All because of a thorough call report narrative.

Now, I don't know the details of what happened in Orange County, but I have to ask this- was there a good call report written? Did he document attempting to contact paraents, neighbors, or school officials? Did he document that the patient, although a minor, had demonstrated capacity to udnerstand the consequences of not going to the hospital? Did he document a thorough assessment, to include more than one set of vital signs, lung sounds, and an ECG?

I don't know. But I do know that a good call report can save your ass, while a bad one will leave it hanging.

10 December 2011

There is more than one way to skin a cat, so they say...

Recently I had the opportunity to meet a very nice older lady who was complaining of chest pain. In my EMS system, that gets you 324mg of aspirin pretty darn quick.
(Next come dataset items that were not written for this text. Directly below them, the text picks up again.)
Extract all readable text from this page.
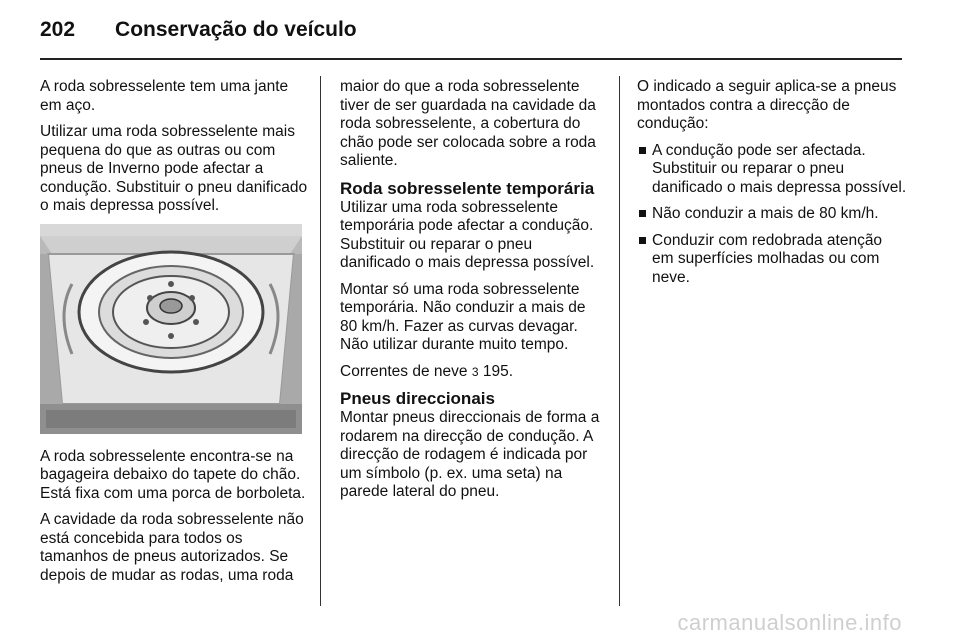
202 Conservação do veículo

A roda sobresselente tem uma jante em aço.

Utilizar uma roda sobresselente mais pequena do que as outras ou com pneus de Inverno pode afectar a condução. Substituir o pneu danificado o mais depressa possível.

A roda sobresselente encontra-se na bagageira debaixo do tapete do chão. Está fixa com uma porca de borboleta.

A cavidade da roda sobresselente não está concebida para todos os tamanhos de pneus autorizados. Se depois de mudar as rodas, uma roda

maior do que a roda sobresselente tiver de ser guardada na cavidade da roda sobresselente, a cobertura do chão pode ser colocada sobre a roda saliente.

Roda sobresselente temporária

Utilizar uma roda sobresselente temporária pode afectar a condução. Substituir ou reparar o pneu danificado o mais depressa possível.

Montar só uma roda sobresselente temporária. Não conduzir a mais de 80 km/h. Fazer as curvas devagar. Não utilizar durante muito tempo.

Correntes de neve 3 195.

Pneus direccionais

Montar pneus direccionais de forma a rodarem na direcção de condução. A direcção de rodagem é indicada por um símbolo (p. ex. uma seta) na parede lateral do pneu.

O indicado a seguir aplica-se a pneus montados contra a direcção de condução:

A condução pode ser afectada. Substituir ou reparar o pneu danificado o mais depressa possível.
Não conduzir a mais de 80 km/h.
Conduzir com redobrada atenção em superfícies molhadas ou com neve.
carmanualsonline.info
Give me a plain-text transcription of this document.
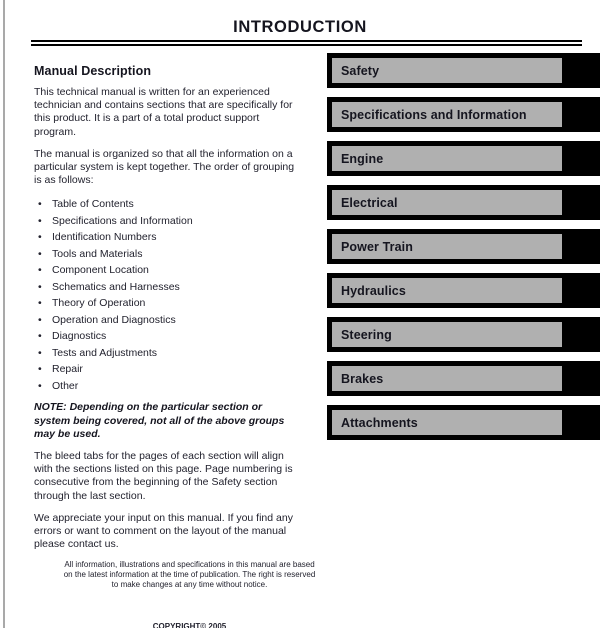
INTRODUCTION
Manual Description

This technical manual is written for an experienced technician and contains sections that are specifically for this product. It is a part of a total product support program.

The manual is organized so that all the information on a particular system is kept together. The order of grouping is as follows:

• Table of Contents
• Specifications and Information
• Identification Numbers
• Tools and Materials
• Component Location
• Schematics and Harnesses
• Theory of Operation
• Operation and Diagnostics
• Diagnostics
• Tests and Adjustments
• Repair
• Other

NOTE: Depending on the particular section or system being covered, not all of the above groups may be used.

The bleed tabs for the pages of each section will align with the sections listed on this page. Page numbering is consecutive from the beginning of the Safety section through the last section.

We appreciate your input on this manual. If you find any errors or want to comment on the layout of the manual please contact us.

Safety
Specifications and Information
Engine
Electrical
Power Train
Hydraulics
Steering
Brakes
Attachments
All information, illustrations and specifications in this manual are based on the latest information at the time of publication. The right is reserved to make changes at any time without notice.
COPYRIGHT© 2005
Usually, the firefighters have given before I get there, but on this occasion they had not.


I asked the nice lady about her allergies and she told me that she was allergic to Benadryl and aspirin. She said Benadryl made her sleepy and that aspirin upset her stomach sometimes.

Just about that time my partner handed me the 12-lead ECG that displayed ST elevation in V1, V2, and V3, with reciprocal changes in II, III, and aVF. Add to that her being pale, diaphoretic, and more than a little restless….

So, I told her that it was really important that she take the aspirin for her heart, and she quickly told me she could not take it because she was allergic to aspirin.

OK… plan ‘B’.

Me: “OK, tell you what. Let’s try this newer drug that works just like aspirin.”

She: “OK. Because I am allergic to aspirin. What’s this new drug called?”

Me: “It’s called acetylsalicylic acid. It’s abbreviated ASA.”

She: “OK.” (chews them up)

She: “These sure do taste like aspirin.”

Me: “They do taste like aspirin. But they are acetylsalicylic acid.”

She: “That’s fine. You know what’s best, young man.”